I snort, but it sounds much more like a groan. That’s easy for him to say. I’d love to see him get run the fuck over and, as he says… walk it off.

Jerk.

“Come on, Bailey. I’ll help you.” Marion helps me to my feet, but the moment she lets go, my knees crumple beneath me, and I hit the floor once again with an oomph. “Fuck. Earth to Bailey.” She snaps her fingers in front of my face. “Can you walk?”

“Nope.” I pop the P, even though it hurts.

“Shit. Okay. I apologize now for what I’m about to do.” Uhhh.. I don’t know if I like the sound of that.

“Wa—” I don’t even get to finish telling her to wait before she grabs my arm and hauls me up, throwing me over her shoulder in a fireman's carry. “For shit’s sake, Marion. Put me down,” Ihiss, wiggling around as her shoulder digs into my ribs. I hiss again, but this time it’s because the shit goddamn hurts.

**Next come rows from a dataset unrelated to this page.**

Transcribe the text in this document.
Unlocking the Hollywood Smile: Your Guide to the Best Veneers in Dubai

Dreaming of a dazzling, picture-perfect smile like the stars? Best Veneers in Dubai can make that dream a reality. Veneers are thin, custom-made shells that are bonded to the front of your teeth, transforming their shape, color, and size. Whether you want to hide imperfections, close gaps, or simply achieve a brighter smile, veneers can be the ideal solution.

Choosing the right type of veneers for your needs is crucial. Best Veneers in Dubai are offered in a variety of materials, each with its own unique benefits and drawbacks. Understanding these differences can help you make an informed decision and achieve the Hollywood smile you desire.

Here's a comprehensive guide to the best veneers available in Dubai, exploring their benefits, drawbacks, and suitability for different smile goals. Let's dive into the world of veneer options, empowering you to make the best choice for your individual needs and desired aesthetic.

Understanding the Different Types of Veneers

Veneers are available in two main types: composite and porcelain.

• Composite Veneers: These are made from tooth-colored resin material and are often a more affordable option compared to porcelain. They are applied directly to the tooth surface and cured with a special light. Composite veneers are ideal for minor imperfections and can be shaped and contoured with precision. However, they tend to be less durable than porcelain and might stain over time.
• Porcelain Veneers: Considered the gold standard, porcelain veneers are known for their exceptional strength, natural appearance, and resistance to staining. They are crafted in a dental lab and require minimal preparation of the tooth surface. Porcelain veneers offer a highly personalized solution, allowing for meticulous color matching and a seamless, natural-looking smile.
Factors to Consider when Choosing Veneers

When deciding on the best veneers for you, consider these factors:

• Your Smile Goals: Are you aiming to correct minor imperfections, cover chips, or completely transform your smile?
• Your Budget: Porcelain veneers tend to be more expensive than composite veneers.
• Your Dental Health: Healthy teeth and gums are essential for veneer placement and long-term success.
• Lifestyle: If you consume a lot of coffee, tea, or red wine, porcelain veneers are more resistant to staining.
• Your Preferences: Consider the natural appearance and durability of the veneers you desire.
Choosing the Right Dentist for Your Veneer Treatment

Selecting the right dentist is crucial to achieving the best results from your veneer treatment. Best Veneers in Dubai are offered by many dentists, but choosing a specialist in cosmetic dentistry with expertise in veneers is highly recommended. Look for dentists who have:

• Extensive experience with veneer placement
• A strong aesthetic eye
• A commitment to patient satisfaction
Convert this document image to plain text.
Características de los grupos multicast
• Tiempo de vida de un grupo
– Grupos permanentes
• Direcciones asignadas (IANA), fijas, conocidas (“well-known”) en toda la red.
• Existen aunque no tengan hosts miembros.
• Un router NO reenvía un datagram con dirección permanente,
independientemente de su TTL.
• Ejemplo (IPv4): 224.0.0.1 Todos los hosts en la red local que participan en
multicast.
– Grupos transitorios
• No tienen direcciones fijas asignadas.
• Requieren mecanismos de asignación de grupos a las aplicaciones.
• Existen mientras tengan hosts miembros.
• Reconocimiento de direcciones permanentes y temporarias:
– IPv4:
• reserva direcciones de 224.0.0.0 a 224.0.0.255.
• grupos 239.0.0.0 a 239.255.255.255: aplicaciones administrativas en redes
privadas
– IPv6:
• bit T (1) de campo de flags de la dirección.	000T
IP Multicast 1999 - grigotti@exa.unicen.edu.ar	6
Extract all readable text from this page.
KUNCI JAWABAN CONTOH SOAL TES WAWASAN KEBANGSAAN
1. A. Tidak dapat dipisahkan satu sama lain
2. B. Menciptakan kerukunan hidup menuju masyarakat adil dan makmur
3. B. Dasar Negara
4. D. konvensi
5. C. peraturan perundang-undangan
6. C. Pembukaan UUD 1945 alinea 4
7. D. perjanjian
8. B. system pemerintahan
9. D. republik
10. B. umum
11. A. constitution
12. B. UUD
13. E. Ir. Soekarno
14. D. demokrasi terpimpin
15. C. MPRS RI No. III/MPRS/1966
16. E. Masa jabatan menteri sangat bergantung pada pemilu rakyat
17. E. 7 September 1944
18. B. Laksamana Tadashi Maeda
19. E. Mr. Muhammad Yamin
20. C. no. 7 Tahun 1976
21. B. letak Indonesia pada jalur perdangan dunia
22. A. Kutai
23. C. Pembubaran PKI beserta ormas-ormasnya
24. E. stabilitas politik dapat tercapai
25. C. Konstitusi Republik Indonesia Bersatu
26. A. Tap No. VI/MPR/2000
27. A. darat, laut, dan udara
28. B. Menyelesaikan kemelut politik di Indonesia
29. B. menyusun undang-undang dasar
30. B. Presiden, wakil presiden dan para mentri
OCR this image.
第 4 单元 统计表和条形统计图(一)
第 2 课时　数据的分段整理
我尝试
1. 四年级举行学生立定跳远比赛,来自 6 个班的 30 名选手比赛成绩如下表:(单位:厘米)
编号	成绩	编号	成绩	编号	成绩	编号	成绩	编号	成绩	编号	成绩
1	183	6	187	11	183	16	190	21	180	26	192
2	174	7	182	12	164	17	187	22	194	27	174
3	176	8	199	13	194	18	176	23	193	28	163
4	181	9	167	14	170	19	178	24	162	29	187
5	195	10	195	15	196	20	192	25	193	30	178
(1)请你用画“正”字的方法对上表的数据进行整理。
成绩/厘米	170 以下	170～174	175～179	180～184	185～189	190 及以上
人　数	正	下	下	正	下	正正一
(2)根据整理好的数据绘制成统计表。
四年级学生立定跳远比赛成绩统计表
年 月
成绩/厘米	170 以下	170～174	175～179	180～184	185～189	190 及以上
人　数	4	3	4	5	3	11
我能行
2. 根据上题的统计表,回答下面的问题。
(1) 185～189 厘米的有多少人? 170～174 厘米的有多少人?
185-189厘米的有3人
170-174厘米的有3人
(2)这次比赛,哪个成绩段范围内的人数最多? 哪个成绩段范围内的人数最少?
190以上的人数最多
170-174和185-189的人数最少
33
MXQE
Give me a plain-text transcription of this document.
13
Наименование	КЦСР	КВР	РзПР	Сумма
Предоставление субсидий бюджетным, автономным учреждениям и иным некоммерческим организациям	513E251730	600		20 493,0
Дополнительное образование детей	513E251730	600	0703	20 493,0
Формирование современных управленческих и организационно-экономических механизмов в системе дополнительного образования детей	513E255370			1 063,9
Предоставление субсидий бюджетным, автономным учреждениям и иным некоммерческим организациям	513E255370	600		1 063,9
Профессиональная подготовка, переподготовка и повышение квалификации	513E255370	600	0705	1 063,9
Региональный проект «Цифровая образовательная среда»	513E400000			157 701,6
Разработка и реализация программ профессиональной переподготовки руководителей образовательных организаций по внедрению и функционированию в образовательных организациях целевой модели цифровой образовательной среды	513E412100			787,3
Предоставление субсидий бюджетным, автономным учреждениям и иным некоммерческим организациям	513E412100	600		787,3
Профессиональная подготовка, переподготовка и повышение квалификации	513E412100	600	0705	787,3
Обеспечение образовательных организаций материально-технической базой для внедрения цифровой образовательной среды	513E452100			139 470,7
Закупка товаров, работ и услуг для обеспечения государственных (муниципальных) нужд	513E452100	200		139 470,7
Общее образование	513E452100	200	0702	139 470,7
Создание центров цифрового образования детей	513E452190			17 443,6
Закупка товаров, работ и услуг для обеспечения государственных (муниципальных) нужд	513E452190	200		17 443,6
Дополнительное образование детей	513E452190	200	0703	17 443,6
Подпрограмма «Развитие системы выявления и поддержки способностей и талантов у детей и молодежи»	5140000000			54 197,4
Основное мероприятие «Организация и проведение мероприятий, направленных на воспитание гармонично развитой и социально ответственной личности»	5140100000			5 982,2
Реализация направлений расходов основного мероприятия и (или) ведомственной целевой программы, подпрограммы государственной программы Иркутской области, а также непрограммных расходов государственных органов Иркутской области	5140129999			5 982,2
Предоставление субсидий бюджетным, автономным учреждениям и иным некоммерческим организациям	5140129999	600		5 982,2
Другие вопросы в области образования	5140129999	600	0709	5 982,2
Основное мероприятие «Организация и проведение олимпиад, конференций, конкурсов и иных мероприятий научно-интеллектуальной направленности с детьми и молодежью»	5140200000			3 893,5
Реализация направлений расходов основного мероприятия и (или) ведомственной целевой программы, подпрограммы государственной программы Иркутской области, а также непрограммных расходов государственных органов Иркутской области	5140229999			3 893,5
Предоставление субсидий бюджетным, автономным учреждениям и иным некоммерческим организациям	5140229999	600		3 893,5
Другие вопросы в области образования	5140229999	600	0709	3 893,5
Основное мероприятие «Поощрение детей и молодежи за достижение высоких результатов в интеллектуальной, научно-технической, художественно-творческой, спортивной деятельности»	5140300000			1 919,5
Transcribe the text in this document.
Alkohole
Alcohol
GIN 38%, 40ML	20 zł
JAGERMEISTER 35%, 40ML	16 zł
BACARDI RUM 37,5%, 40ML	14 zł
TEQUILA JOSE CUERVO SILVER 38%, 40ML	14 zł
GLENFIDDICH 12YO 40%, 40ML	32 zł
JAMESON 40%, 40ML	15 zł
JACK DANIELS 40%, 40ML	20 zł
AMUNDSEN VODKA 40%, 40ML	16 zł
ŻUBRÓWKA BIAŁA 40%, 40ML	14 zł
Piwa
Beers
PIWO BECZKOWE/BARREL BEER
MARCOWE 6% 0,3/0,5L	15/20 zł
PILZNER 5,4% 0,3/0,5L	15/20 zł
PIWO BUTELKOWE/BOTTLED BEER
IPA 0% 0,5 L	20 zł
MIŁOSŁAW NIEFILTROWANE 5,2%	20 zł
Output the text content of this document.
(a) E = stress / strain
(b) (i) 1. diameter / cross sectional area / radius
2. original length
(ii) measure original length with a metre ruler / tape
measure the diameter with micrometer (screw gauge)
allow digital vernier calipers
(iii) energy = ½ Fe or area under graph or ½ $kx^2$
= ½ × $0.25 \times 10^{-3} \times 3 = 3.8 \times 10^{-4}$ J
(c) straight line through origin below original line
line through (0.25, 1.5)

Marion marches out of combat class like a woman on a mission, but I hide my face in her sweaty back to escape the mocking laughter that follows behind us in our wake. Couldn’t she have just helped me hobble out or you know, carried me differently? At this rate, I’m never going to live this down. It’s going to haunt me for however many years I have here.

The second the door closes behind us, Marion carefully lowers me to the floor, propping me up against the wall. My legs shake under the exertion, but I manage to stay on my feet this time. Barely.